动物造模,药效评价,白血病 z-bio 2024-09-04 407

　　[Modeling mechanism] bcr/bl transgenic mouse model: Through cloning and analysis of the promoter sequence and function of the mouse Tec gene, it was found that genes regulated by the Tec promoter were only specifically expressed in the cytoplasm of hematopoietic stem cells. Using the promoter sequence of the mouse Tec gene, a transgenic vector was prepared carrying the leukemia related gene ber/bl to create a transgenic animal. Transgenic mice first exhibit abnormal proliferation of granulocytes and high thrombocytopenia, and after a certain period of time, develop myeloproliferative syndrome, which is very similar to human CML. Among them, some genetically modified mice showed acute leukemia at birth, but their offspring developed myelodysplastic syndrome after a latent period. Another type of transgenic mouse is the highly expressed and continuously activated mutant Stats, which carries two mutation sites and can bind to endogenous Stat5 to form a dimer for sustained activation. This type of mouse develops leukemia during its growth and development process. There is also a knock in model for mutant genes. For example, SHP-2D61G and SHP-2E76K gene knockout mice both developed leukemia.

　　Several transgenic mouse strains capable of simulating human CML have been established using different promoters. Compared with the CML model established by retroviral transfection and transplantation, the transgenic mouse model has the following advantages: ① The bcr/bl gene, as a part of transgenic mice, is expressed in vivo, which can more accurately simulate human CML; The CML model established by retroviral transfection and transplantation is influenced by many cytokines during cell culture and transplantation, which, along with other factors affecting the phenotype of the disease in recipient mice, have a significant impact The bcr/bl transgenic mice can be passaged, while the CML model established by retroviral transfection and transplantation method needs to be re established The transgenic CML model has a certain latency period, which is very similar to human CML; The CML model established by reverse transcription virus transfection and transplantation has a short latency period, which is not conducive to the study of the pre pathogenesis mechanism of human CML The CML of transgenic mice has monoclonal characteristics similar to human CML, while the CML of mice transfected and transplanted with retroviruses is polyclonal. Transgenic CML also has some drawbacks: ① Every cell in transgenic animals expresses the bcr/bl gene, while human CML is only expressed in hematopoietic stem cells and progenitor cells, which may affect the pathological characteristics and treatment of CML; ② SHP-2D61G mice only develop myeloproliferative disease during normal growth and development, but leukemia and other tumors occur after irradiation SHP-2E76K is a conditional knock in mouse. If SHP-2E76K mutation is expressed in the blood system of embryonic mice, it can cause embryonic death. Therefore, Poly I: C is only used to induce Cre expression in the blood system of mice after birth, leading to the expression of SHP-2E76K mutation protein in hematopoietic stem cells or progenitor cells, and causing leukemia in mice.

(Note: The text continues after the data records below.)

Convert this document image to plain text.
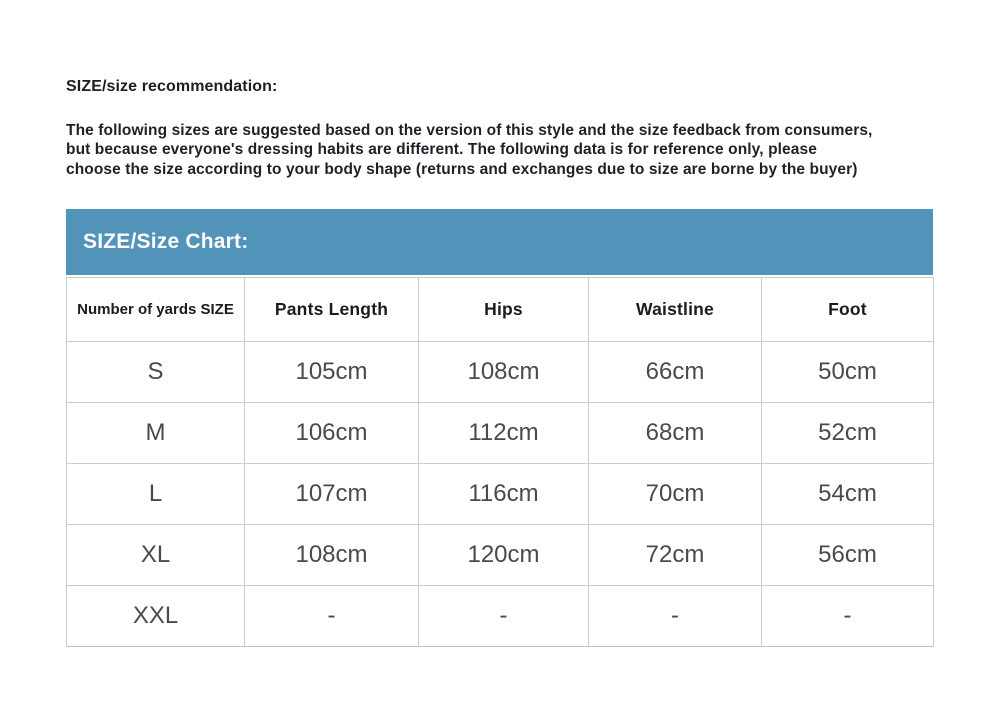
SIZE/size recommendation:
The following sizes are suggested based on the version of this style and the size feedback from consumers,
but because everyone's dressing habits are different. The following data is for reference only, please
choose the size according to your body shape (returns and exchanges due to size are borne by the buyer)
SIZE/Size Chart:
Number of yards SIZE	Pants Length	Hips	Waistline	Foot
S	105cm	108cm	66cm	50cm
M	106cm	112cm	68cm	52cm
L	107cm	116cm	70cm	54cm
XL	108cm	120cm	72cm	56cm
XXL	-	-	-	-
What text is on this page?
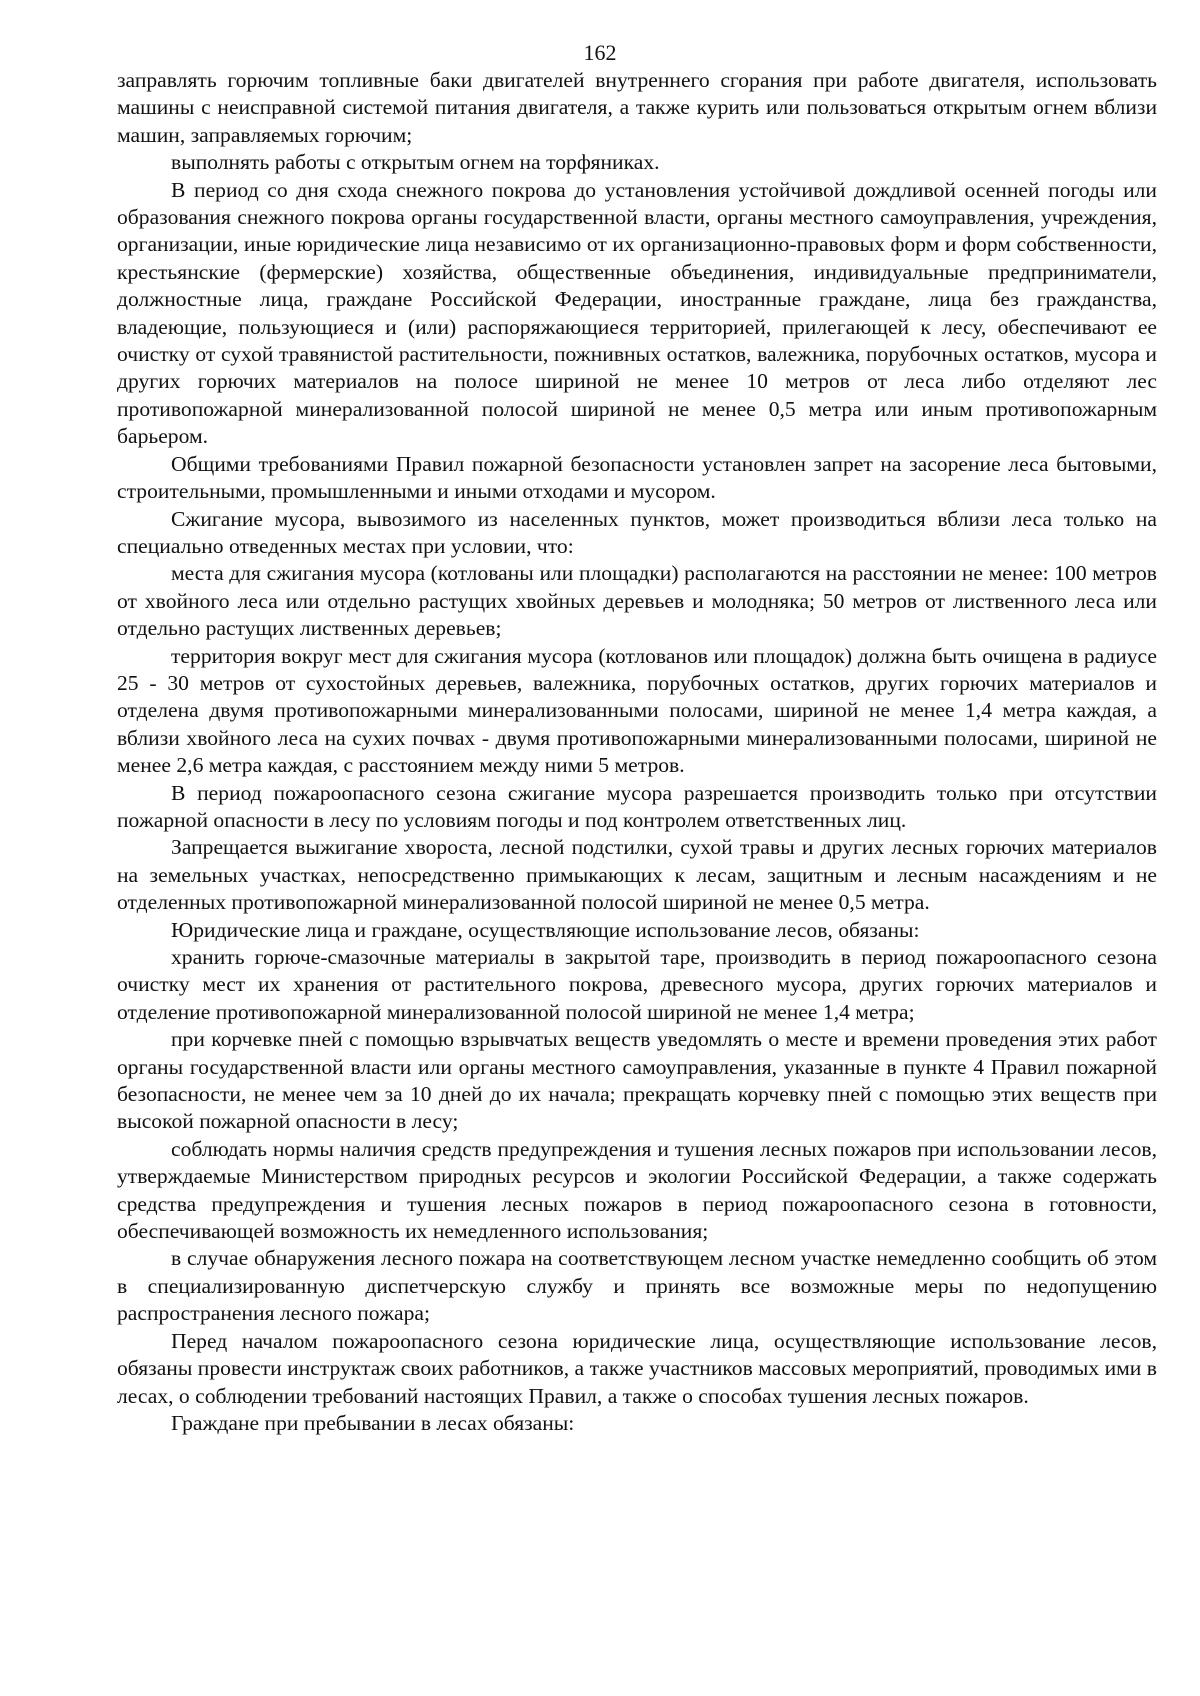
162

заправлять горючим топливные баки двигателей внутреннего сгорания при работе двигателя, использовать машины с неисправной системой питания двигателя, а также курить или пользоваться открытым огнем вблизи машин, заправляемых горючим;

выполнять работы с открытым огнем на торфяниках.

В период со дня схода снежного покрова до установления устойчивой дождливой осенней погоды или образования снежного покрова органы государственной власти, органы местного самоуправления, учреждения, организации, иные юридические лица независимо от их организационно-правовых форм и форм собственности, крестьянские (фермерские) хозяйства, общественные объединения, индивидуальные предприниматели, должностные лица, граждане Российской Федерации, иностранные граждане, лица без гражданства, владеющие, пользующиеся и (или) распоряжающиеся территорией, прилегающей к лесу, обеспечивают ее очистку от сухой травянистой растительности, пожнивных остатков, валежника, порубочных остатков, мусора и других горючих материалов на полосе шириной не менее 10 метров от леса либо отделяют лес противопожарной минерализованной полосой шириной не менее 0,5 метра или иным противопожарным барьером.

Общими требованиями Правил пожарной безопасности установлен запрет на засорение леса бытовыми, строительными, промышленными и иными отходами и мусором.

Сжигание мусора, вывозимого из населенных пунктов, может производиться вблизи леса только на специально отведенных местах при условии, что:

места для сжигания мусора (котлованы или площадки) располагаются на расстоянии не менее: 100 метров от хвойного леса или отдельно растущих хвойных деревьев и молодняка; 50 метров от лиственного леса или отдельно растущих лиственных деревьев;

территория вокруг мест для сжигания мусора (котлованов или площадок) должна быть очищена в радиусе 25 - 30 метров от сухостойных деревьев, валежника, порубочных остатков, других горючих материалов и отделена двумя противопожарными минерализованными полосами, шириной не менее 1,4 метра каждая, а вблизи хвойного леса на сухих почвах - двумя противопожарными минерализованными полосами, шириной не менее 2,6 метра каждая, с расстоянием между ними 5 метров.

В период пожароопасного сезона сжигание мусора разрешается производить только при отсутствии пожарной опасности в лесу по условиям погоды и под контролем ответственных лиц.

Запрещается выжигание хвороста, лесной подстилки, сухой травы и других лесных горючих материалов на земельных участках, непосредственно примыкающих к лесам, защитным и лесным насаждениям и не отделенных противопожарной минерализованной полосой шириной не менее 0,5 метра.

Юридические лица и граждане, осуществляющие использование лесов, обязаны:

хранить горюче-смазочные материалы в закрытой таре, производить в период пожароопасного сезона очистку мест их хранения от растительного покрова, древесного мусора, других горючих материалов и отделение противопожарной минерализованной полосой шириной не менее 1,4 метра;

при корчевке пней с помощью взрывчатых веществ уведомлять о месте и времени проведения этих работ органы государственной власти или органы местного самоуправления, указанные в пункте 4 Правил пожарной безопасности, не менее чем за 10 дней до их начала; прекращать корчевку пней с помощью этих веществ при высокой пожарной опасности в лесу;

соблюдать нормы наличия средств предупреждения и тушения лесных пожаров при использовании лесов, утверждаемые Министерством природных ресурсов и экологии Российской Федерации, а также содержать средства предупреждения и тушения лесных пожаров в период пожароопасного сезона в готовности, обеспечивающей возможность их немедленного использования;

в случае обнаружения лесного пожара на соответствующем лесном участке немедленно сообщить об этом в специализированную диспетчерскую службу и принять все возможные меры по недопущению распространения лесного пожара;

Перед началом пожароопасного сезона юридические лица, осуществляющие использование лесов, обязаны провести инструктаж своих работников, а также участников массовых мероприятий, проводимых ими в лесах, о соблюдении требований настоящих Правил, а также о способах тушения лесных пожаров.

Граждане при пребывании в лесах обязаны:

　　Due to the shortcomings of the bcr/bl transgenic mouse model, such as insufficient genetic stability and imprecise imitation of CML, it is necessary to search for more suitable promoters, explore more convenient transgenic animal methods, and try more similar animal breeds. At present, it is mainly used for research in the following three areas: confirming whether CML is hematopoietic stem cell-derived, studying the combined effects of ber/bl genes and other related genes on leukemia, and screening therapeutic drugs. SHP-2D61G and SHP-2E76K knock in mice are good leukemia animal models, but they need to be commercialized.